On the 23rd of July in 1939, Gandhi wrote to Hitler, saying that he (Hitler) was “the one person in the world who can prevent a war which may reduce humanity to a savage state”. He went on to ask if Hitler would listen to the appeal from one who had “deliberately shunned the method of war not without considerable success”.

How Hitler would have reacted to this letter is probably not hard to imagine, but he didn’t get the chance. The British government intervened and prevented its delivery. Germany invaded Poland two months later.
The following year saw Germany invade Denmark, Norway, Holland, Belgium and France. British troops had been evacuated at Dunkirk, and on Christmas Eve, December 24, 1940, Gandhi tried again. He wrote to Hitler at some length, with a sentence saying that his letter was also intended to be read by “Signor Mussolini”, who he hoped would consider the letter as being addressed to him also “with the necessary changes”.
Gandhi’s letter pulls no punches – it refers to his struggle against British imperialism, saying that “One-fifth of the human race has been brought under the British heel by means that will not bear scrutiny.” Returning repeatedly to his central theme of non-violence, Gandhi makes the point that India was slowly moving towards its goal, which was independence through non-violent civil disobedience. Having referred to British rule in India as being “the most organized violence in the world”, he tells Hitler how, in the current situation, “It remains to be seen which is the better organized, the German or the British”, the Business Insider UK reports.
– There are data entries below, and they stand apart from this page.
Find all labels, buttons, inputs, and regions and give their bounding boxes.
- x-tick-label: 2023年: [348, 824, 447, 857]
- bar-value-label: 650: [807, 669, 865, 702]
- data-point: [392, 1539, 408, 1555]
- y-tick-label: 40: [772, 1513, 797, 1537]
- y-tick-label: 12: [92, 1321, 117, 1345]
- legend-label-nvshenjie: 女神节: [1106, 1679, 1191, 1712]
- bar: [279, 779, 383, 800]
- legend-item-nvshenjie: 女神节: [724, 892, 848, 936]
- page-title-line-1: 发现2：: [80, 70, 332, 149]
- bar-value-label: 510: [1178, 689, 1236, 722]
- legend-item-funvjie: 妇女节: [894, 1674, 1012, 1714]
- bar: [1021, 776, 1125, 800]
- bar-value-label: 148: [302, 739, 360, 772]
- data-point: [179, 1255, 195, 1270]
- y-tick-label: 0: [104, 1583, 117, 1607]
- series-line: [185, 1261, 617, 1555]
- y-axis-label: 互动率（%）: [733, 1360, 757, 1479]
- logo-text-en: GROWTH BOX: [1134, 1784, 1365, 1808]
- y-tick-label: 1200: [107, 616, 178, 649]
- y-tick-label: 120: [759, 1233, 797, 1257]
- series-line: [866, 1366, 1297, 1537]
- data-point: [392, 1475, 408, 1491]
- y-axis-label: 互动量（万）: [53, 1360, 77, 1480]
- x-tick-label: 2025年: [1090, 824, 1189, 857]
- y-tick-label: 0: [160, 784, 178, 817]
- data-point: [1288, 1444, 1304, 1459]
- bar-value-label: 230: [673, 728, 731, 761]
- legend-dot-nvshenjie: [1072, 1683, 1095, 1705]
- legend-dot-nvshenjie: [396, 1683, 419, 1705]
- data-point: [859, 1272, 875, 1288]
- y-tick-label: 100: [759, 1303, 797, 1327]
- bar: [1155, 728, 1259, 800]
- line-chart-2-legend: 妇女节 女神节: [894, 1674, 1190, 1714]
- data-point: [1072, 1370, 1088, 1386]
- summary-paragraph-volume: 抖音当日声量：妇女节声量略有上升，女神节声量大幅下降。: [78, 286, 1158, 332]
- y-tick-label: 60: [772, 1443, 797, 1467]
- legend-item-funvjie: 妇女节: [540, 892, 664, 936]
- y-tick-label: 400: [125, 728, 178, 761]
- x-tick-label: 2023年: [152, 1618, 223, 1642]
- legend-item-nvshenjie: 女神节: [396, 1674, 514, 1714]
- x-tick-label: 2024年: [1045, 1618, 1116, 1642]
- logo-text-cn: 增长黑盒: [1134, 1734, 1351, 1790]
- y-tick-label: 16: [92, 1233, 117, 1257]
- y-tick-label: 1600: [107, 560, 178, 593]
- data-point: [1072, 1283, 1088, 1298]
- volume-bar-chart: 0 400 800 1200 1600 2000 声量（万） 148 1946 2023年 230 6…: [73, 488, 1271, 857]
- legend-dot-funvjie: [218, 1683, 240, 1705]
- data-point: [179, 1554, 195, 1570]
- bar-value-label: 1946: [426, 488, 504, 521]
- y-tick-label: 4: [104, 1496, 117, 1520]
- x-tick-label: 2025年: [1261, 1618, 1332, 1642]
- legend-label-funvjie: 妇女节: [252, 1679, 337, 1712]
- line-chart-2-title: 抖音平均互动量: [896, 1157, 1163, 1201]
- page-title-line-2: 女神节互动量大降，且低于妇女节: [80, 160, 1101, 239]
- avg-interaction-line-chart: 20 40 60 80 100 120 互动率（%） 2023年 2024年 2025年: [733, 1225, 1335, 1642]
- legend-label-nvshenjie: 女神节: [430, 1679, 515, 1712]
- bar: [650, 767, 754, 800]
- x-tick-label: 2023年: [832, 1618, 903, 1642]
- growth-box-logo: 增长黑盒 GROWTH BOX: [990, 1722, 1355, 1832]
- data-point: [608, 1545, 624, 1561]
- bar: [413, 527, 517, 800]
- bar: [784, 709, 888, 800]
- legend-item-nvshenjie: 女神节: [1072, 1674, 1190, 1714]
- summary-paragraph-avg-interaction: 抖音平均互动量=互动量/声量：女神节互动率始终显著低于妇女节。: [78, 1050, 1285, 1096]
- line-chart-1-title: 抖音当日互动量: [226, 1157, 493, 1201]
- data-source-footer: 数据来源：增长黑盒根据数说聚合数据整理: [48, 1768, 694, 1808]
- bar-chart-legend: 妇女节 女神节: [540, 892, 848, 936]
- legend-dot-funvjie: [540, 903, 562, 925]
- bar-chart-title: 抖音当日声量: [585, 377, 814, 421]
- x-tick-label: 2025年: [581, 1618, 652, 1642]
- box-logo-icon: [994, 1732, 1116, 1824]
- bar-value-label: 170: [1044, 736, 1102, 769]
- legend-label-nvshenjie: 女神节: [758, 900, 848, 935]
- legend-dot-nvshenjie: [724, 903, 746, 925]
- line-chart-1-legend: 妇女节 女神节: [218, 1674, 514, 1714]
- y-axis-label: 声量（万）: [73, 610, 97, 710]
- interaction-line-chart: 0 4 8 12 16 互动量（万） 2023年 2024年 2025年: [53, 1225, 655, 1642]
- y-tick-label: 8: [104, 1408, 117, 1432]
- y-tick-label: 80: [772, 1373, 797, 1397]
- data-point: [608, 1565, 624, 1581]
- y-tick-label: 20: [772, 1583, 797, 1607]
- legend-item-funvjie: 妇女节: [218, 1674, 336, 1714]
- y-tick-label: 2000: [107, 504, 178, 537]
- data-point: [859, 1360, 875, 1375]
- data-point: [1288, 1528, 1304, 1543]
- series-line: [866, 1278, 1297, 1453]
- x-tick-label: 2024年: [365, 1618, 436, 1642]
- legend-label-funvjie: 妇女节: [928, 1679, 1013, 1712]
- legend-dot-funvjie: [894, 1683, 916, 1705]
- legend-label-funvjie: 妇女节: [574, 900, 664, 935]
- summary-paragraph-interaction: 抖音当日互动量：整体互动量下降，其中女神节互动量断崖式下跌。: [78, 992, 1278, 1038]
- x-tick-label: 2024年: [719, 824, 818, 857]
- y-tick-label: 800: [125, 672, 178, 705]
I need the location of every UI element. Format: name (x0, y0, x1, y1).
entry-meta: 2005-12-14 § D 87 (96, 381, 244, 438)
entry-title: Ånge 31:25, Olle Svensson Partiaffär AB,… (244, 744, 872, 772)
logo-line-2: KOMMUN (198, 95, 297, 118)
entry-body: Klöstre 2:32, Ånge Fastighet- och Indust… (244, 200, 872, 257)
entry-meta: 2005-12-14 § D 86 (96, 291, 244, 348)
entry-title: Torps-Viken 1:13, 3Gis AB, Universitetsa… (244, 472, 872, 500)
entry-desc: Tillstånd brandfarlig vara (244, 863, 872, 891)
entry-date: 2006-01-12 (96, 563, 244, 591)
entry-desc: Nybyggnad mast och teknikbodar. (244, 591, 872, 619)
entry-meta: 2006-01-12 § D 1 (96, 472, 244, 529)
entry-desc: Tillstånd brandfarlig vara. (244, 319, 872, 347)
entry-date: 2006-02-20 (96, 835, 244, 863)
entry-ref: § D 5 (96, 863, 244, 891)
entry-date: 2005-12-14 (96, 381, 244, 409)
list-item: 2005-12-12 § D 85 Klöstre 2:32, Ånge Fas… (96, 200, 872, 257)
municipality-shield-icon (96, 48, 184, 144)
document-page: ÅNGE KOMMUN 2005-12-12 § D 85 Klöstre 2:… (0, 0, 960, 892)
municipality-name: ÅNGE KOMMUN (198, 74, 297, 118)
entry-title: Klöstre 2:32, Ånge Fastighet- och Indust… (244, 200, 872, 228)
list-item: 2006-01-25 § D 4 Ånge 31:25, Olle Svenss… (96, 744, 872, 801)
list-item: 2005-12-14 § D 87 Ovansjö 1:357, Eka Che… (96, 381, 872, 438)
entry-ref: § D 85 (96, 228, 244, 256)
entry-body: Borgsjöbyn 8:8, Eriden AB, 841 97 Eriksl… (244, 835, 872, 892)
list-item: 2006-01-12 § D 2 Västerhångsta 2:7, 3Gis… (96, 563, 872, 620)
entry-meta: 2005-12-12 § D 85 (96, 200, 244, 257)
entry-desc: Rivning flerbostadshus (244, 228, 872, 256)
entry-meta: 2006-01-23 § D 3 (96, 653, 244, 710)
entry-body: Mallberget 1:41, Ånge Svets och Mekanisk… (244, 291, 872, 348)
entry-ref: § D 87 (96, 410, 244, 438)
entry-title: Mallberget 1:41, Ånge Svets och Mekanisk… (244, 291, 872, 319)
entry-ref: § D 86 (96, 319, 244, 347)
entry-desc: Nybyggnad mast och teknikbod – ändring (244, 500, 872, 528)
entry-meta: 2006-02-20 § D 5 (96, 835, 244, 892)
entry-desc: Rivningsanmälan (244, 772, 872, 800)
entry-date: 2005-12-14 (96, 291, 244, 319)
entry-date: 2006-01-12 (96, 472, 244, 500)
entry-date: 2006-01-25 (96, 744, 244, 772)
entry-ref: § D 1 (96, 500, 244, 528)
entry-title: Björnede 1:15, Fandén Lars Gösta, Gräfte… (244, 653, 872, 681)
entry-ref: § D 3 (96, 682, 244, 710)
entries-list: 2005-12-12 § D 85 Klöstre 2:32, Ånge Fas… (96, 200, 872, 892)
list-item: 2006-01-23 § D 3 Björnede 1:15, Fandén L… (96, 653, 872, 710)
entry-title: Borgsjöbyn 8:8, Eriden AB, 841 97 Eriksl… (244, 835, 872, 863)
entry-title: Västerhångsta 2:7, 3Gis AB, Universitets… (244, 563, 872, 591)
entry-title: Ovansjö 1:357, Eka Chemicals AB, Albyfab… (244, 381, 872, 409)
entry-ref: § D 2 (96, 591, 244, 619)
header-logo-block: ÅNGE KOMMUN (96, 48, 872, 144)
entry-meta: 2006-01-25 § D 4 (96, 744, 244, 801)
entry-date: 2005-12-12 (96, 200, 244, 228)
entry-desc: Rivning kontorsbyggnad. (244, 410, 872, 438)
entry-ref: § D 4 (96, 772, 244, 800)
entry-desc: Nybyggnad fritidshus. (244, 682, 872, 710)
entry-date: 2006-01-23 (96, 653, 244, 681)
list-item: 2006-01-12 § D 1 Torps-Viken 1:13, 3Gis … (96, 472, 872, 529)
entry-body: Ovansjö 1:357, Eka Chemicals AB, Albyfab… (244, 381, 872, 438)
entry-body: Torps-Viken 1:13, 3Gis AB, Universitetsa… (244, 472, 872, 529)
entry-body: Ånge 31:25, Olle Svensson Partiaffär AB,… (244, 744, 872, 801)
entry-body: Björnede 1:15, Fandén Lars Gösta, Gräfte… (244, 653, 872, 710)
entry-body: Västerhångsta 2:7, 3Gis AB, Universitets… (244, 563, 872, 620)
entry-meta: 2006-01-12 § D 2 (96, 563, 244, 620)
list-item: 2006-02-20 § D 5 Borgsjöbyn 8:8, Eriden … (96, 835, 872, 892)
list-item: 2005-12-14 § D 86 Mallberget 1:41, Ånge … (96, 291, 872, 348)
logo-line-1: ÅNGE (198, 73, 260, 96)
The letter ends with a plea for peace at Christmas. “Is it too much to ask you to make an effort for peace during a time which may mean nothing to you personally but which must mean much to the millions of Europeans whose dumb cry for peace I hear, for my ears are attended to hearing the dumb millions?”
This letter was also not delivered. Four months later Hitler had invaded Yugoslavia and Greece and was planning the German invasion of Russia.